Again, draw up on the loop and down on the rein keeping your shoulders square and the weight equal on both seat bones. Now bring your right hand to your hip allowing your elbow to go out to the side. As you do this you will bring your horse’s head around to the right. Let your shoulders turn slightly to the right and allow the outside knee to drop down while your feet remain underneath you supporting your body weight. Your knee dropping down will serve to stop the outside shoulder from moving provided you simply let the knee drop down. Notice how the horse responds to your one-rein stop. Then for clarity, go back to your old way of doing a one-rein stop. Notice the difference in the horse’s ability to respond and the amount of effort you have to put into completing the exercise. Go back and forth a few times between the old way and the new way until you are clear about what the difference is. Let the horse help you make the decision.
Once you have developed this new habit pattern in your body off the ground and at a stand still, it is time to put it in motion. Begin practicing slowly at walk and then trot. At first you will find that you are placing all your attention on what you are doing with your own body and not paying very much attention to what the horse is doing. This is only temporary while you are developing the new habit pattern.
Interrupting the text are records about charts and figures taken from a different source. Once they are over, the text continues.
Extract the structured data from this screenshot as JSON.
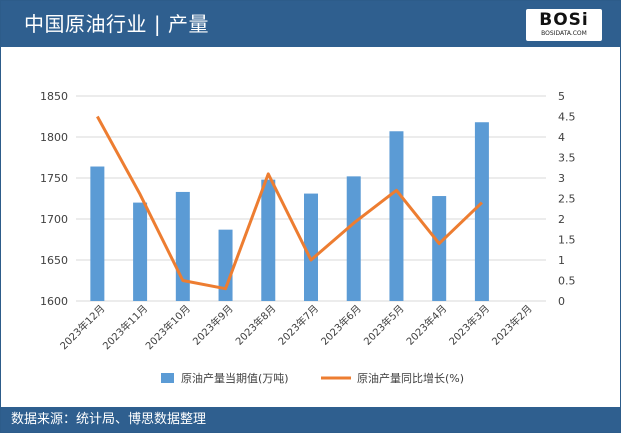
{
  "header": {
    "title": "中国原油行业 | 产量",
    "logo_text": "BOSi",
    "logo_subtext": "BOSIDATA.COM"
  },
  "footer": {
    "source": "数据来源：统计局、博思数据整理"
  },
  "colors": {
    "header_bg": "#2f5f8f",
    "bar": "#5b9bd5",
    "line": "#ed7d31",
    "gridline": "#d9d9d9"
  },
  "chart_data": {
    "type": "bar+line",
    "categories": [
      "2023年12月",
      "2023年11月",
      "2023年10月",
      "2023年9月",
      "2023年8月",
      "2023年7月",
      "2023年6月",
      "2023年5月",
      "2023年4月",
      "2023年3月",
      "2023年2月"
    ],
    "series": [
      {
        "name": "原油产量当期值(万吨)",
        "type": "bar",
        "axis": "left",
        "values": [
          1764,
          1720,
          1733,
          1687,
          1748,
          1731,
          1752,
          1807,
          1728,
          1818,
          null
        ]
      },
      {
        "name": "原油产量同比增长(%)",
        "type": "line",
        "axis": "right",
        "values": [
          4.5,
          2.6,
          0.5,
          0.3,
          3.1,
          1.0,
          1.9,
          2.7,
          1.4,
          2.4,
          null
        ]
      }
    ],
    "yleft": {
      "ylim": [
        1600,
        1850
      ],
      "ticks": [
        1600,
        1650,
        1700,
        1750,
        1800,
        1850
      ]
    },
    "yright": {
      "ylim": [
        0,
        5
      ],
      "ticks": [
        "0",
        "0.5",
        "1",
        "1.5",
        "2",
        "2.5",
        "3",
        "3.5",
        "4",
        "4.5",
        "5"
      ]
    },
    "grid": "horizontal",
    "legend": "bottom"
  }
}
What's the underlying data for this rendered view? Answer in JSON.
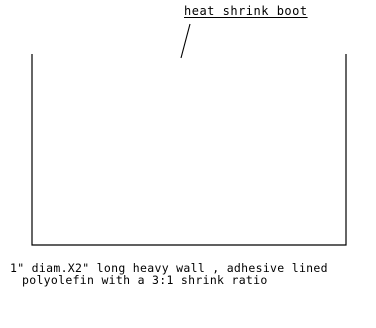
{
  "callout": {
    "label": "heat shrink boot"
  },
  "caption": {
    "line1": "1\" diam.X2\" long heavy wall , adhesive lined",
    "line2": "polyolefin with a 3:1 shrink ratio"
  },
  "colors": {
    "ink": "#000000",
    "background": "#ffffff"
  }
}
As you become more familiar with using your body without slumping, twisting or dropping off to one side, you will not have to give so much of your attention to yourself and you will be able to focus more on what the horse is doing. Don’t be surprised if your horse is performing one-rein stops much better when you are focusing on yourself. As you improve your balance and alignment it makes it much easier for the horse to do his part well.
The next time you watch someone do a one-rein stop notice if they are staying in the middle of their horse, making the horse’s job easier, or if they are sliding off to one side. Watch how the horse has to compensate for the rider’s weight shifting off center. Perhaps you will understand why the task appears difficult for the young horse who is just learning where their balance is and how to move their feet.